I don't have any specific libraries for doing the equivalent of analogWrite, generally I just set up the timers by hand. Once you've done it a couple of times it's not that hard, and you get better control. I've put all the bits and pieces I've written on sourceforge, at ABAVR download | SourceForge.net
There are many problems with the Arduino software but it's not as bad as you suggest. I admit that I have rewritten some of it for my use.
Allen is just wrong in his analysis of Arduino system.
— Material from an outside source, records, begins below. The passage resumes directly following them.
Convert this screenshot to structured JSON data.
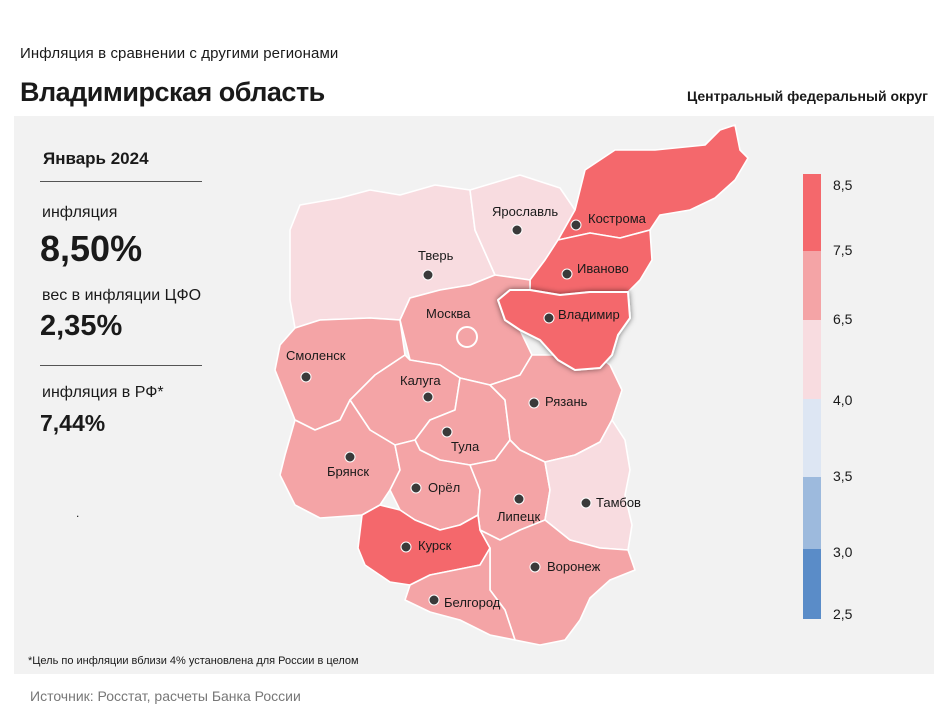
{
  "header": {
    "subtitle": "Инфляция  в сравнении  с другими  регионами",
    "title": "Владимирская область",
    "district": "Центральный федеральный округ"
  },
  "stats": {
    "period": "Январь 2024",
    "inflation_label": "инфляция",
    "inflation_value": "8,50%",
    "weight_label": "вес в инфляции  ЦФО",
    "weight_value": "2,35%",
    "rf_label": "инфляция  в РФ*",
    "rf_value": "7,44%",
    "dot": "."
  },
  "regions": [
    {
      "name": "Ярославль",
      "color": "#f8dce0"
    },
    {
      "name": "Кострома",
      "color": "#f4686c"
    },
    {
      "name": "Иваново",
      "color": "#f4686c"
    },
    {
      "name": "Тверь",
      "color": "#f8dce0"
    },
    {
      "name": "Москва",
      "color": "#f4a4a6"
    },
    {
      "name": "Владимир",
      "color": "#f4686c"
    },
    {
      "name": "Смоленск",
      "color": "#f4a4a6"
    },
    {
      "name": "Калуга",
      "color": "#f4a4a6"
    },
    {
      "name": "Рязань",
      "color": "#f4a4a6"
    },
    {
      "name": "Тула",
      "color": "#f4a4a6"
    },
    {
      "name": "Брянск",
      "color": "#f4a4a6"
    },
    {
      "name": "Орёл",
      "color": "#f4a4a6"
    },
    {
      "name": "Липецк",
      "color": "#f4a4a6"
    },
    {
      "name": "Тамбов",
      "color": "#f8dce0"
    },
    {
      "name": "Курск",
      "color": "#f4686c"
    },
    {
      "name": "Воронеж",
      "color": "#f4a4a6"
    },
    {
      "name": "Белгород",
      "color": "#f4a4a6"
    }
  ],
  "legend": {
    "ticks": [
      "8,5",
      "7,5",
      "6,5",
      "4,0",
      "3,5",
      "3,0",
      "2,5"
    ],
    "colors": [
      "#f4686c",
      "#f4a4a6",
      "#f8dce0",
      "#dde6f3",
      "#9dbadd",
      "#5a8cc8"
    ]
  },
  "footnote": "*Цель по инфляции вблизи 4% установлена для России в целом",
  "source": "Источник: Росстат, расчеты Банка России"
}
Allen claims this program takes 10k of flash.
#include "WString.h"
int main(void) {
String bloat = "hello world";
return 0;
}
/opt/avr-gcc/bin/avr-size build/test.elf
text data bss dec hex filename
10194 20 5 10219 27eb build/test.elf
Can that really be right? 10K for a one-line program? Unfortunately it is. Any mention of String pulls in the entirety of the class, as well as all the other avr-libc routines it references. So on a Duemilanove that only has 32k to start with, a third of the available memory is gone before you start.
Most of the "Bloat" is removed by the linker so the real size of the program is 1574 bytes.
Binary sketch size: 1,574 bytes (of a 32,256 byte maximum)
The String class uses dynamic memory so all the C++ creator overhead with malloc, free, and realloc is loaded. This overhead will not be loaded with other C++ classes.
Most of the things Allen claims to be bugs are not.
For example this analysis of HardwareSerial is wrong. The write routine works correctly, you can implement a queue between a producer and consumer without locks on AVR.
Oh dear. head and tail are declared as int, i.e. 16 bits, 2 bytes. They are accessed by both the write routine and the interrupt service routine that actually transmits the data yet there's no locking in the write routine so the accesses aren't atomic.
Arduino is a hobby system and many thousands of users are happy with it. I don't think Alan Burlison has anything to offer to the average Arduino user.